Juan Martin Del Potro

(January 8, 2014) SYDNEY – Sydney top seed Juan Martin Del Potro had to rally to beat Nicolas Mahut 1-6, 6-3, 6-4 in his opening match of the tournament.

“I think to be my first match after two months it was okay,” note the Argentine.  “The court and the balls are really fast and it’s tough to play long rallies.

“And also Mahut serves really well, and he played a lot of slices and volleys.  It’s tough to feel the ball on the baseline.  In the end I broke his serve in the third set, only once, and that was enough to close the match.”

The world No. 5 gets another challenge in Czech Radek Stepanek next.

“He’s a really tough opponent,” Del Potro said.  “They won the Davis Cup, so he must feel confidence playing in this surface.  He has experience.  He’s doing really well in doubles matches, too.
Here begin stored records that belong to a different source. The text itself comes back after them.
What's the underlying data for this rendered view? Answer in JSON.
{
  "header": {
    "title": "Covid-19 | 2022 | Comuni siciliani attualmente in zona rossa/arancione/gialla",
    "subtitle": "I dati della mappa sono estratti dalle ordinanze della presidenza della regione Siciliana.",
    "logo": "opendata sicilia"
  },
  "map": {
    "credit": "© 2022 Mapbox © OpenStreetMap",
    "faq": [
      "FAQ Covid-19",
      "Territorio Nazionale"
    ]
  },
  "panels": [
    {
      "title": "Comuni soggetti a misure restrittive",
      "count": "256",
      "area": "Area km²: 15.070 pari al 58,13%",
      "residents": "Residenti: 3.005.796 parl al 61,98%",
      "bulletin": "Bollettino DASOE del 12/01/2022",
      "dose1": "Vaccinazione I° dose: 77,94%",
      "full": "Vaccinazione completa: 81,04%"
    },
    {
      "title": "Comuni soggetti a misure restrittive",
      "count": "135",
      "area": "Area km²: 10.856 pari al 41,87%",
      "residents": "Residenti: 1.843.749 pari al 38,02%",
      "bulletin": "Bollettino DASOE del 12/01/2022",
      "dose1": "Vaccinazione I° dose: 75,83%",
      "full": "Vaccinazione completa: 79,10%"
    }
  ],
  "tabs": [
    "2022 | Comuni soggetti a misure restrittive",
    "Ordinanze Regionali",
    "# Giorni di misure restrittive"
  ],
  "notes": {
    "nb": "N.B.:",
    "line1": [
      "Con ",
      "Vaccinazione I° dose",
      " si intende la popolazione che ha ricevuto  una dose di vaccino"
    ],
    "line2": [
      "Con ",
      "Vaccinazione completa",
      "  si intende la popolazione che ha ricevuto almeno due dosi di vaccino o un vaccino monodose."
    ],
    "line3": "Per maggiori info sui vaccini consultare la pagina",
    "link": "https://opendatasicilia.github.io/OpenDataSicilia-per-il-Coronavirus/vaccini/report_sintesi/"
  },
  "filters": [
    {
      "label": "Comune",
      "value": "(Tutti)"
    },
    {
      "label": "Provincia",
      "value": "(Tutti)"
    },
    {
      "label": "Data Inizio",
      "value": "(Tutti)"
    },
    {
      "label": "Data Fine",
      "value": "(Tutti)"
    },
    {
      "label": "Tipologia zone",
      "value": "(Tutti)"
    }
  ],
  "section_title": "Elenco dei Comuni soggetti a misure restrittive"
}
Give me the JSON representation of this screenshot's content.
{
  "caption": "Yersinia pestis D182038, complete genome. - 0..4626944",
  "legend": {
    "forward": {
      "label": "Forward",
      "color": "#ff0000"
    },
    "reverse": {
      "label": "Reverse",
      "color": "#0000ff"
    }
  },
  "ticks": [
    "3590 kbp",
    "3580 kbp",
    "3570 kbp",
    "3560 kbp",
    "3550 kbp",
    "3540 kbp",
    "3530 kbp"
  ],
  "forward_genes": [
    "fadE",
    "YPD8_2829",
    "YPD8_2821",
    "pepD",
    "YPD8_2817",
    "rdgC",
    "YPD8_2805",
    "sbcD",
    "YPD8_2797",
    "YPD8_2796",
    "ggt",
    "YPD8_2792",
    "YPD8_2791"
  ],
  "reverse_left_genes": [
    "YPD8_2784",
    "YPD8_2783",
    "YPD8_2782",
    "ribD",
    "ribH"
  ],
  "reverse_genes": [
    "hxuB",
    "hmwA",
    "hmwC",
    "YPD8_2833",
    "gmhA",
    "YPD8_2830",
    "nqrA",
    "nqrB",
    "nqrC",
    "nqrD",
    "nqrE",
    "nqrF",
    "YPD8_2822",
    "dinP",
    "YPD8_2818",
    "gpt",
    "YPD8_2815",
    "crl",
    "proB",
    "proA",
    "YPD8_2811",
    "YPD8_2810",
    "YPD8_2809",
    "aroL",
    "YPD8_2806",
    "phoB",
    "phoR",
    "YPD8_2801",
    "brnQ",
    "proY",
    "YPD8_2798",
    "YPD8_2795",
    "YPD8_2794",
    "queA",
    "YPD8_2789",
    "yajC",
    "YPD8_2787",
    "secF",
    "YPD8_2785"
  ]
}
“We play many times.  Every match was close.  I need to improve a little bit my game basically when I start the match and then see what’s happen.

“I’m glad to be in quarterfinals here once again, and I am looking forward to go far in this tournament.”

In other men’s matches, Alexandr Dolgopolov upset second seed Jerzy Janowicz of Poland 6-2, 6-2 while defending champion Bernard Tomic moved in the quarterfinals with a 6-3, 4-6, 6-4 win over Blaz Kavcic.

“I’m trying to prepare as best I can,” Tomic said.  “I’m not looking at this to defend my title, like I said yesterday.  I’m looking to win another one.  I believe I can do it.

“Eight players left.  I’m confident.  I’m going to keep trying.  Tomorrow is a difficult match.  I’ve got to go out there and play tennis like I did in the first round, ant that’s going to give me the best chance of winning.

Tomic is the defending champion at the Apia International.